Nasional

Pendekatan Tasawuf Harus Berkontribusi Positif untuk Kemanusiaan

NU Online  ·  Jumat, 18 Juli 2025 | 20:00 WIB

Pendekatan Tasawuf Harus Berkontribusi Positif untuk Kemanusiaan

Diskusi Pakar bersama Pakar Sufisme dan Filsafat Islam asal Turki Prof Mahmud Erol KILIÇ di Institute for Humanitarian Islam (IFHI) di Menteng, Jakarta Pusat pada Jumat (18/7/2025). (Foto: Abdullah Gymnastiar)

Jakarta, NU Online

Pakar Sufisme dan Filsafat Islam asal Turki Prof Mahmud Erol KILIÇ menyampaikan sudut pandang tasawuf dalam konteks krisis kemanusiaan yang semakin marak terjadi di dunia.


Ia menjelaskan bahwa dalam menjaga perdamaian dunia, hal yang paling mungkin dilakukan adalah bekerja sama dengan negara-negara lainnya di dunia untuk saling membagi dan memahami perspektif masing-masing. 


“Perdamaian tentu tidak terlahir dari satu pihak saja. Kita bisa bekerja sama dengan negara-negara di dunia untuk saling membagi perspektifnya,” ujar Prof Kiliç dalam Diskusi Pakar yang diselenggarakan rutin oleh Institute for Humanitarian Islam (IFHI) di Menteng, Jakarta Pusat pada Jumat (18/7/2025). 

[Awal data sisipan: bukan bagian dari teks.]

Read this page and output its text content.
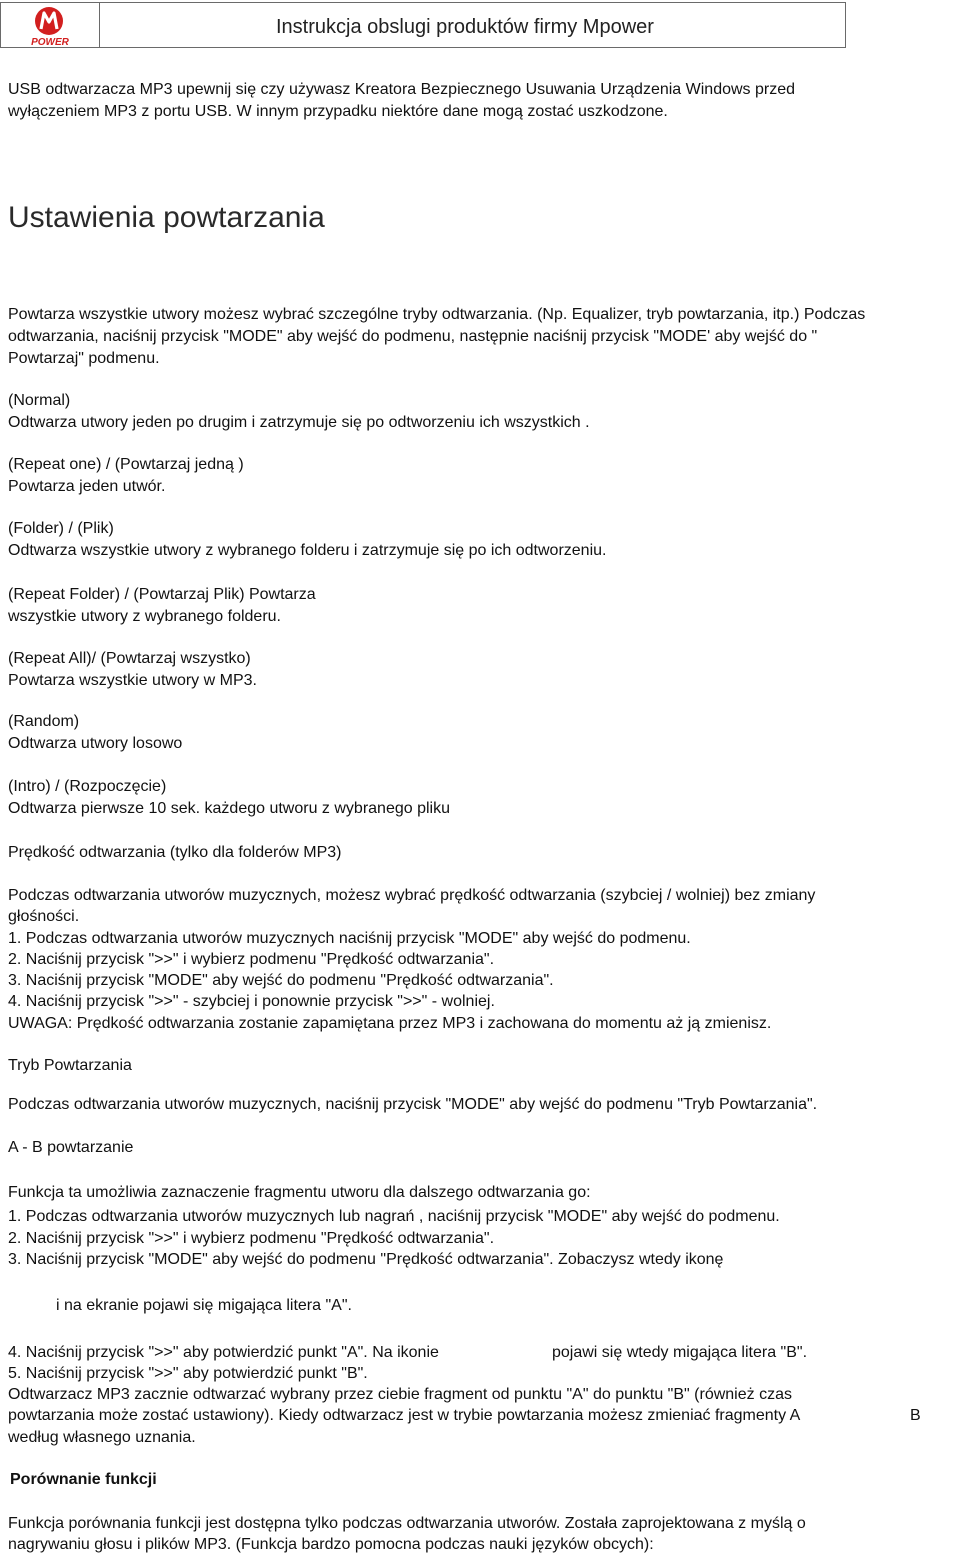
POWER
Instrukcja obslugi produktów firmy Mpower
USB odtwarzacza MP3 upewnij się czy używasz Kreatora Bezpiecznego Usuwania Urządzenia Windows przed
wyłączeniem MP3 z portu USB. W innym przypadku niektóre dane mogą zostać uszkodzone.
Ustawienia powtarzania
Powtarza wszystkie utwory możesz wybrać szczególne tryby odtwarzania. (Np. Equalizer, tryb powtarzania, itp.) Podczas
odtwarzania, naciśnij przycisk "MODE" aby wejść do podmenu, następnie naciśnij przycisk "MODE' aby wejść do "
Powtarzaj" podmenu.
(Normal)
Odtwarza utwory jeden po drugim i zatrzymuje się po odtworzeniu ich wszystkich .
(Repeat one) / (Powtarzaj jedną )
Powtarza jeden utwór.
(Folder) / (Plik)
Odtwarza wszystkie utwory z wybranego folderu i zatrzymuje się po ich odtworzeniu.
(Repeat Folder) / (Powtarzaj Plik) Powtarza
wszystkie utwory z wybranego folderu.
(Repeat All)/ (Powtarzaj wszystko)
Powtarza wszystkie utwory w MP3.
(Random)
Odtwarza utwory losowo
(Intro) / (Rozpoczęcie)
Odtwarza pierwsze 10 sek. każdego utworu z wybranego pliku
Prędkość odtwarzania (tylko dla folderów MP3)
Podczas odtwarzania utworów muzycznych, możesz wybrać prędkość odtwarzania (szybciej / wolniej) bez zmiany
głośności.
1. Podczas odtwarzania utworów muzycznych naciśnij przycisk "MODE" aby wejść do podmenu.
2. Naciśnij przycisk ">>" i wybierz podmenu "Prędkość odtwarzania".
3. Naciśnij przycisk "MODE" aby wejść do podmenu "Prędkość odtwarzania".
4. Naciśnij przycisk ">>" - szybciej i ponownie przycisk ">>" - wolniej.
UWAGA: Prędkość odtwarzania zostanie zapamiętana przez MP3 i zachowana do momentu aż ją zmienisz.
Tryb Powtarzania
Podczas odtwarzania utworów muzycznych, naciśnij przycisk "MODE" aby wejść do podmenu "Tryb Powtarzania".
A - B powtarzanie
Funkcja ta umożliwia zaznaczenie fragmentu utworu dla dalszego odtwarzania go:
1. Podczas odtwarzania utworów muzycznych lub nagrań , naciśnij przycisk "MODE" aby wejść do podmenu.
2. Naciśnij przycisk ">>" i wybierz podmenu "Prędkość odtwarzania".
3. Naciśnij przycisk "MODE" aby wejść do podmenu "Prędkość odtwarzania". Zobaczysz wtedy ikonę
i na ekranie pojawi się migająca litera "A".
4. Naciśnij przycisk ">>" aby potwierdzić punkt "A". Na ikonie	pojawi się wtedy migająca litera "B".
5. Naciśnij przycisk ">>" aby potwierdzić punkt "B".
Odtwarzacz MP3 zacznie odtwarzać wybrany przez ciebie fragment od punktu "A" do punktu "B" (również czas
powtarzania może zostać ustawiony). Kiedy odtwarzacz jest w trybie powtarzania możesz zmieniać fragmenty A	B
według własnego uznania.
Porównanie funkcji
Funkcja porównania funkcji jest dostępna tylko podczas odtwarzania utworów. Została zaprojektowana z myślą o
nagrywaniu głosu i plików MP3. (Funkcja bardzo pomocna podczas nauki języków obcych):
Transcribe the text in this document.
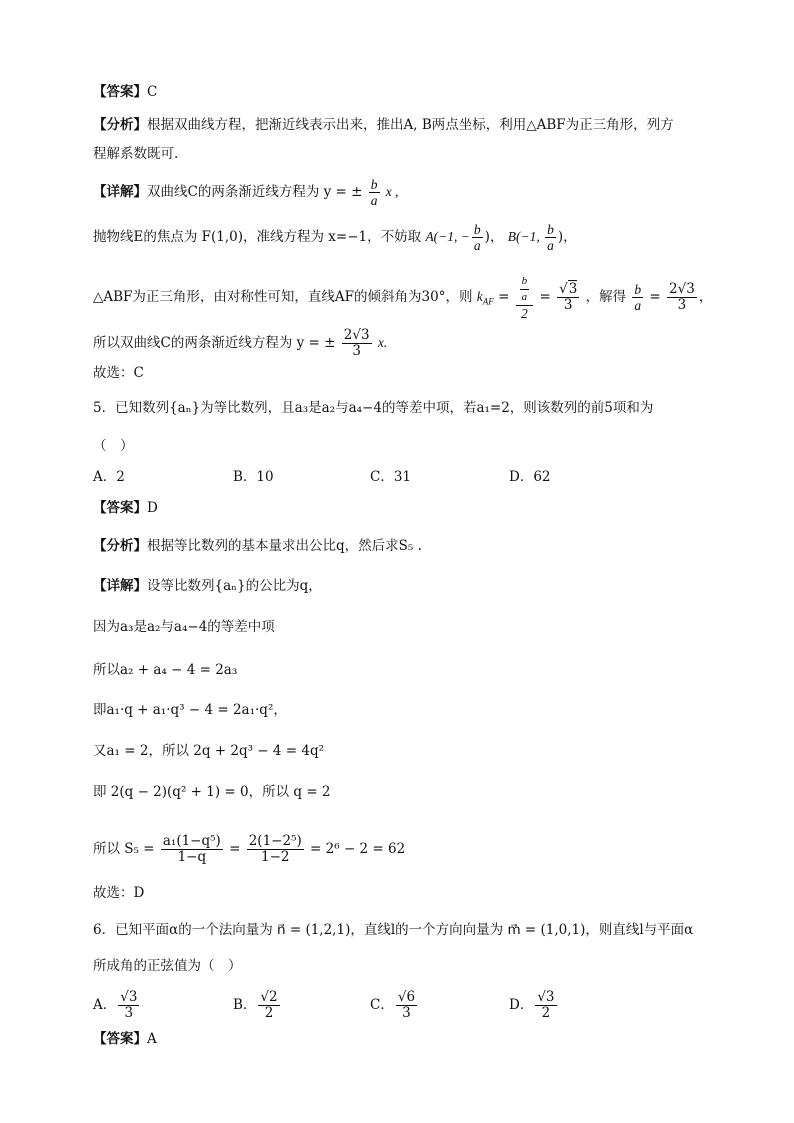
【答案】C
【分析】根据双曲线方程，把渐近线表示出来，推出A, B两点坐标，利用△ABF为正三角形，列方
程解系数既可.
【详解】双曲线C的两条渐近线方程为 y = ± $\frac{b}{a}$ x ,
抛物线E的焦点为 F(1,0)，准线方程为 x=−1，不妨取 A(−1, − $\frac{b}{a}$ )， B(−1, $\frac{b}{a}$ )，
△ABF为正三角形，由对称性可知，直线AF的倾斜角为30°，则 $k_{AF} = \frac{\frac{b}{a}}{2} = \frac{√3}{3}$ ，解得 $\frac{b}{a} = \frac{2√3}{3}$ ，
所以双曲线C的两条渐近线方程为 y = ± $\frac{2√3}{3} x$.
故选：C
5．已知数列{aₙ}为等比数列，且a₃是a₂与a₄−4的等差中项，若a₁=2，则该数列的前5项和为
（　）
A．2	B．10	C．31	D．62
【答案】D
【分析】根据等比数列的基本量求出公比q，然后求S₅ .
【详解】设等比数列{aₙ}的公比为q，
因为a₃是a₂与a₄−4的等差中项
所以a₂ + a₄ − 4 = 2a₃
即a₁·q + a₁·q³ − 4 = 2a₁·q²，
又a₁ = 2，所以 2q + 2q³ − 4 = 4q²
即 2(q − 2)(q² + 1) = 0，所以 q = 2
所以 $S_5 = \frac{\text{a₁(1−q⁵)}}{1-q} = \frac{\text{2(1−2⁵)}}{1-2} = 2^6 - 2 = 62$
故选：D
6．已知平面α的一个法向量为 n⃗ = (1,2,1)，直线l的一个方向向量为 m⃗ = (1,0,1)，则直线l与平面α
所成角的正弦值为（　）
A． $\frac{√3}{3}$	B． $\frac{√2}{2}$	C． $\frac{√6}{3}$	D． $\frac{√3}{2}$
【答案】A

Dalam dunia tasawuf, berkembang perspektif bahwa dunia ini dibuat dengan berisi berbagai problem, baik yang sudah ada atau yang akan terjadi. Dengan begitu, dunia yang berisi peluang dan tantangan akan terus mengalami dinamika perubahan karena hal positif maupun negatif yang terjadi bisa menjadi sumber permasalahan. Di tengah perubahan dunia yang terus terjadi ia menjelaskan bahwa pendekatan tasawuf tidak hanya berfokus pada mewujudkan perdamaian. 


"Sufi approach adalah untuk bisa berkontribusi dalam jalan positif untuk segala aspek kemanusiaan, bukan aspek tertentu saja" ujar sosok yang juga merupakan Direktur Jenderal IRCICA (Research Centre for Islamic History, Art and Culture).

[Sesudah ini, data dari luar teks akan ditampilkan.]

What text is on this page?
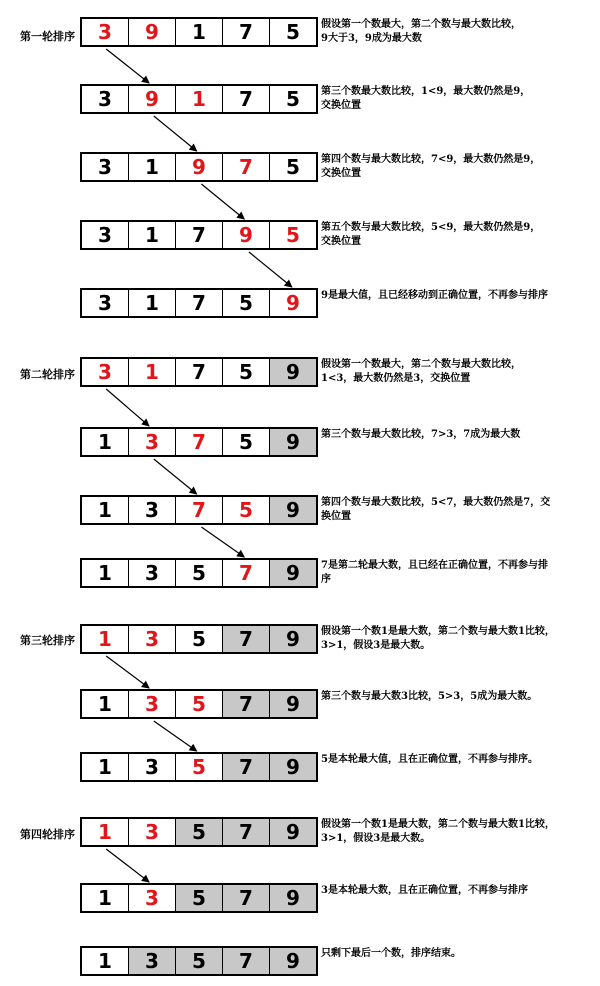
第一轮排序	3	9	1	7	5	假设第一个数最大，第二个数与最大数比较，
9大于3，9成为最大数
3	9	1	7	5	第三个数最大数比较，1<9，最大数仍然是9，
交换位置
3	1	9	7	5	第四个数与最大数比较，7<9，最大数仍然是9，
交换位置
3	1	7	9	5	第五个数与最大数比较，5<9，最大数仍然是9，
交换位置
3	1	7	5	9	9是最大值，且已经移动到正确位置，不再参与排序
第二轮排序	3	1	7	5	9	假设第一个数最大，第二个数与最大数比较，
1<3，最大数仍然是3，交换位置
1	3	7	5	9	第三个数与最大数比较，7>3，7成为最大数
1	3	7	5	9	第四个数与最大数比较，5<7，最大数仍然是7，交
换位置
1	3	5	7	9	7是第二轮最大数，且已经在正确位置，不再参与排
序
第三轮排序	1	3	5	7	9	假设第一个数1是最大数，第二个数与最大数1比较，
3>1，假设3是最大数。
1	3	5	7	9	第三个数与最大数3比较，5>3，5成为最大数。
1	3	5	7	9	5是本轮最大值，且在正确位置，不再参与排序。
第四轮排序	1	3	5	7	9	假设第一个数1是最大数，第二个数与最大数1比较，
3>1，假设3是最大数。
1	3	5	7	9	3是本轮最大数，且在正确位置，不再参与排序
1	3	5	7	9	只剩下最后一个数，排序结束。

Pendekatan sufistik yang paling sederhana dapat dimulai dari diri sendiri, yakni dengan melakukan refleksi agar benar-benar mengenal diri sendiri.


“Pertama mengetahui siapa dirimu sesungguhnya, apa yang kamu lakukan, apa kewajibanmu terhadap keluarga, tetangga, negara, dan tentu saja kepada kemanusiaan,” jelasnya.


Ia berpendapat, dengan mengenal diri melalui pendekatan sufistik akan berdampak pada cara seseorang dalam bernegara, termasuk para pemimpin-pemimpin negara. Sufisme tidak bisa dipergunakan untuk tujuan politik apa pun tetapi bisa memberi pedoman bagi setiap individu agar menjalankan agama secara seimbang, lahir dan batin.


“Bukan harus segalanya setara tetapi setidaknya dasar-dasar kesetaraan itu harus ada dan ini menjadi manifestasi tasawuf untuk berkontribusi dalam membangun sebuah negara,” ujarnya.


“Itulah mengapa saya menyarankan kepada negara muslim untuk mendapatkan manfaat dari tasawuf dalam agama Islam,” imbuhnya.


Senada, CEO Center for Shared Civilization Values (CSCV) C Holland Taylor menyebut indeks kebahagiaan seorang manusia dipengaruhi karena agama. Menurutnya, agama mempunyai peran besar karena pendekatan tak hanya secara lahir tetapi juga batin.


Sebagai contoh, sosok yang kerap disapa Haji Muh ini memaparkan bagaimana Islam berperan di tengah kebhinekaan masyarakat Indonesia.


“Nilai-nilai luhur dari agama Islam yang tidak berusaha menghilangkan tentang (tradisi) dari dulu tetapi menyempurnakan,” paparnya.


Kebinekaan yang ada di Indonesia bisa menjadi contoh bahwa umat beragama dapat bisa tetap rukun bersama dalam kehidupan bernegara.


Diskusi ini juga dihadiri oleh Dirjen Bimas Islam Kementerian Agama RI Abu Rokhmad, Wasekjen PBNU Ahmad Ginanjar Sya’ban, Akademisi Amerika Serikat Timothy Shah, dan akademisi serta masyarakat umum.